The Platform in Defence of the Ebro (PDE) met yesterday with the delegation of MEPs to explain the environmental dangers of the decline suffered by the Ebro delta, and the risks to the numerous European grants that have been allocated to preserving its ecosystems with the Hydrological Plan for the Ebro basin (PHE). The delegation of MEPs listened to the voice of the Terres de l’Ebre a day after the massive rally that flooded the streets of Amposta. More than fifty thousand people demonstrated to show their resistance to the Spanish government’s hydrological plan for the Ebre basin. This movement in defence of the river has spent years fighting, and was founded in 2000 as a result of projected hydrological plan by the Spanish government.
According to the chairman of the committee, Pál Csáky, a Slovakian MEP belonging to the European People’s party, the report containing recommendations to the European Commission (EC) will be published in a month’s time, but he reiterated that primary responsibility lies with the Spanish government. The Platform in Defence of the Ebro, which has fought for years to bring a European delegation to the area, trusts that the report which will be drafted by the six MEPs during the coming month will include the shocking information it gave them.

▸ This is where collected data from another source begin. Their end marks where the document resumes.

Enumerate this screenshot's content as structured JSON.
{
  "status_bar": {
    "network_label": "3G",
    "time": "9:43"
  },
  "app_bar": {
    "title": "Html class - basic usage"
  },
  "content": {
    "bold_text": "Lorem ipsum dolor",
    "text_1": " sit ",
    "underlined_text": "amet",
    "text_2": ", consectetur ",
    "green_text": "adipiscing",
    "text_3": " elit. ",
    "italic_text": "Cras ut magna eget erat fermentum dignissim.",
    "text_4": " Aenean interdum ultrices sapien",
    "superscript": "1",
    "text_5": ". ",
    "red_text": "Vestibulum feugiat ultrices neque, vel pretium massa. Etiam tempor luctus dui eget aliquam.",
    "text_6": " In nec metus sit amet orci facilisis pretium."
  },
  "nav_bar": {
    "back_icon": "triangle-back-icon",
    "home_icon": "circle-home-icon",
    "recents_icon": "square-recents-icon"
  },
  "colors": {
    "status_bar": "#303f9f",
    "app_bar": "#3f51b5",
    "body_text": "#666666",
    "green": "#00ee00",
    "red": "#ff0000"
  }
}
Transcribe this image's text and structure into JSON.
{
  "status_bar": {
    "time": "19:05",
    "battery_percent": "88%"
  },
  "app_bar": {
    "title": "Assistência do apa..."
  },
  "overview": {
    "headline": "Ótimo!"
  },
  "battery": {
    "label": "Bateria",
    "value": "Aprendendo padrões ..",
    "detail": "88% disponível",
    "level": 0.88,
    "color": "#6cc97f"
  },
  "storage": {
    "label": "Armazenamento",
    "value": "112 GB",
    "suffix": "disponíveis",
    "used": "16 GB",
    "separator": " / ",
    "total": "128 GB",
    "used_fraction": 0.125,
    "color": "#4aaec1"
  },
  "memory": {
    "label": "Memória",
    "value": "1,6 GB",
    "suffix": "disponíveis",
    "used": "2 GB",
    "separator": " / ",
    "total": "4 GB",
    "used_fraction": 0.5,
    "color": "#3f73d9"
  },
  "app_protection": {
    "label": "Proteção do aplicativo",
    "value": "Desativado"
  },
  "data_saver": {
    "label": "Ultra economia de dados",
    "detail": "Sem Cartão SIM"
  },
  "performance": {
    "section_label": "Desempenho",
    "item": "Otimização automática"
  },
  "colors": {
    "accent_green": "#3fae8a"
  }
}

The Ebro Delta recedes 10 metres each year, and the ecosystems into Europe has invested so much for decades are at risk.
Conclusion of the visit in Madrid
The delegation will end its initial contact with the problems of the Ebro and the Delta at a meeting in Madrid, in which the PDE has not been invited to participate. “We would have liked to participate in a multilateral session. It would have been very interesting to compare presentations and data in front of the MEPs. The Ebro Hydrographic Federation will undoubtedly say that the river is fantastic but we can show that the figures are far from great,” said Susanna Abella, spokesperson for the PDE. The platform delivered a dossier to the MEPs summarising its main grievances, in a report based on technical reports, which are also available to the European representatives if they wish to study the problems presented to them in more depth.
A river of people
Sunday’s demonstration in Amposta was the first of a series that the PDE will stage in the coming months to try to defeat the hydrological plan for the Ebro basin that was approved on 8 January. The aim is for the European Union executive to intervene decisively and without Spanish government interference against what may end up meaning the ecological, social and economic death of the final stretch of the river Ebro and its delta.
It was a ‘lesson in making a country’, in the words of the PDE’s spokesperson Joan Antoni Panisello: ‘the Ebro Delta is in grave danger and is a part of Catalonia. And we have Catalonia’s answer and we will take it as far as we need to.’ ‘From now on the north and south are closer together,’ he announced from the stage, in the knowledge that the demonstration had attracted thousands of people from outside the Terres de l’Ebre.